Too many companies continue to operate by the premise that their employees can't be fully trusted, and so treat them as children, who must be continuously monitored.
The solution is to hire people you're prepared to trust, and then treat them as adults, capable of making responsible adult choices. Do that, and it's a good bet they will. Indeed, considerable evidence suggests that the more confidence managers have in their people, the better they perform.
At the same time, companies who give employees more autonomy have every right to expect accountability. That begins with clearly and explicitly defining what success looks like in any given job, and making that, rather than face time, the measuring stick.
I learned this very quickly in my own company. My first instinct was to have everyone at the office at the same time, because it seemed the most efficient way to work together, and it was convenient for me.
As it turned out, one executive had three young children, and lived more than an hour from the office. Spending that much time commuting wouldn't have served her or us well. Another employee told me she was much more productive working from home. What I know now is that she gets a ton of work accomplished there.
A third employee's commute takes twice as long if he leaves during rush hour, so now he comes in early and leaves early, when he's not working from home. I myself like to write at home in the early morning, and come into the office later.
There are times, it turns out, when it's important to have our whole team together, so we do try to schedule at least one day a week when that can happen.
What we've created is a variation on something called the "Results Only Work Environment," which was first launched among corporate employees at Best Buy. "The simplest definition of a ROWE," founders Cali Ressler and Jodi Thompson have written, "is that each person is free to do whatever they want, whenever they want, as long as the work gets done."

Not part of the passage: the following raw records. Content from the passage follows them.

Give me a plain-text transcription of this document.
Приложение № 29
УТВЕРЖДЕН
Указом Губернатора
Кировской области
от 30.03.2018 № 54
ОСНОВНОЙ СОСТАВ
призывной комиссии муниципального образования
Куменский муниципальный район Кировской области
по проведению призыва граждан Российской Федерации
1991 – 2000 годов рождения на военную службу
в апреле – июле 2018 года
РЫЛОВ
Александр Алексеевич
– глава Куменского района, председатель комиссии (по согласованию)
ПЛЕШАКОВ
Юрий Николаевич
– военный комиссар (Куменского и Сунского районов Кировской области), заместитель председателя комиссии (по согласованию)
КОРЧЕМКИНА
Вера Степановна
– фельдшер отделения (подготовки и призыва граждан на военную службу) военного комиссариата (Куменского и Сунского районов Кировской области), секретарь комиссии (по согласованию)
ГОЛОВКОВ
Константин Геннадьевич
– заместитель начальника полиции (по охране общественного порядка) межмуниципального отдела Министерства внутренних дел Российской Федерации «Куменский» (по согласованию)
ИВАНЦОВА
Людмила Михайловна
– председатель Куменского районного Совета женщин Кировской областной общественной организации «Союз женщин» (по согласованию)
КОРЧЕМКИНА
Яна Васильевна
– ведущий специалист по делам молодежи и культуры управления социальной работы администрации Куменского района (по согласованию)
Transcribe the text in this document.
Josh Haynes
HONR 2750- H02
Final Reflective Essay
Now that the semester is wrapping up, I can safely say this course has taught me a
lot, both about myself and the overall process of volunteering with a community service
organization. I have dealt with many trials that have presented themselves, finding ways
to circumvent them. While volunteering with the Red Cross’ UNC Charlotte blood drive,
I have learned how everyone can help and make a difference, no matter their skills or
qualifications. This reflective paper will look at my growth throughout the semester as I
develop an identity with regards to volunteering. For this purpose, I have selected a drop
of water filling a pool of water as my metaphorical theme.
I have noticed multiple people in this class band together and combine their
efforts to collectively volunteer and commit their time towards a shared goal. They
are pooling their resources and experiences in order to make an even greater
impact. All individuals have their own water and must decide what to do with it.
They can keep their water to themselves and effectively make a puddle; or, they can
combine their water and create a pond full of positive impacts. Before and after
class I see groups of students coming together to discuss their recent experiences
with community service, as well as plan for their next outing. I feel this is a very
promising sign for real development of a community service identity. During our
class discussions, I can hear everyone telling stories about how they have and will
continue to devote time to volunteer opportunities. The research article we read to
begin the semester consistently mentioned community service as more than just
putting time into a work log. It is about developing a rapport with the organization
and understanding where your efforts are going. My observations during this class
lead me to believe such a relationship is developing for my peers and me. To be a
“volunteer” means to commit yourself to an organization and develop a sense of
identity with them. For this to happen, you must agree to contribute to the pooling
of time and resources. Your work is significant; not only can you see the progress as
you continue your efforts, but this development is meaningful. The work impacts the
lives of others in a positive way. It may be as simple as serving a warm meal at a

Plainly, there are jobs where face-time is critical, such as a factory worker, or a salesperson in a retail store. Even at that, technology has made it possible to do many such jobs from anywhere. Most Jet Blue customer service agents, for example, work from home.
Giving people more freedom isn't just about when and where they work, it's also about how they work. Letting go of the "how" was something I found more challenging as a leader, because I invariably had strong opinions about the best way to do almost anything.
Over time, I discovered that the more autonomy I gave people, the more confident and expert they became in their domains, the more ownership they took of their results and the happier they were at work. I do weigh in today, and I try to be the voice of the big picture, but I almost never insist on my point of view.
If you define clear deliverables, and give people full responsibility for achieving them, my experience is they'll over deliver far more often than they fall short. They'll also feel more comfortable seeking help when they need it. As Hew Evans, a Sony HR director in Asia, puts it: "If your manager knows what you're doing all the time, you're not doing your job, and he's not doing his."
In our work with organizations, we do an exercise in which we ask employees to define their workdays in a way that would allow them to feel most productive and satisfied. Then we ask managers to meet with each of their employees and talk about how to best meet each team member's unique preferences, while also taking account of the team's overall needs.
The job of a leader or a manager, I've concluded, isn't to tell people how to get their jobs done, or when and where they do their best work. Rather, it's to free, fuel and inspire them to bring the best of themselves to work every day.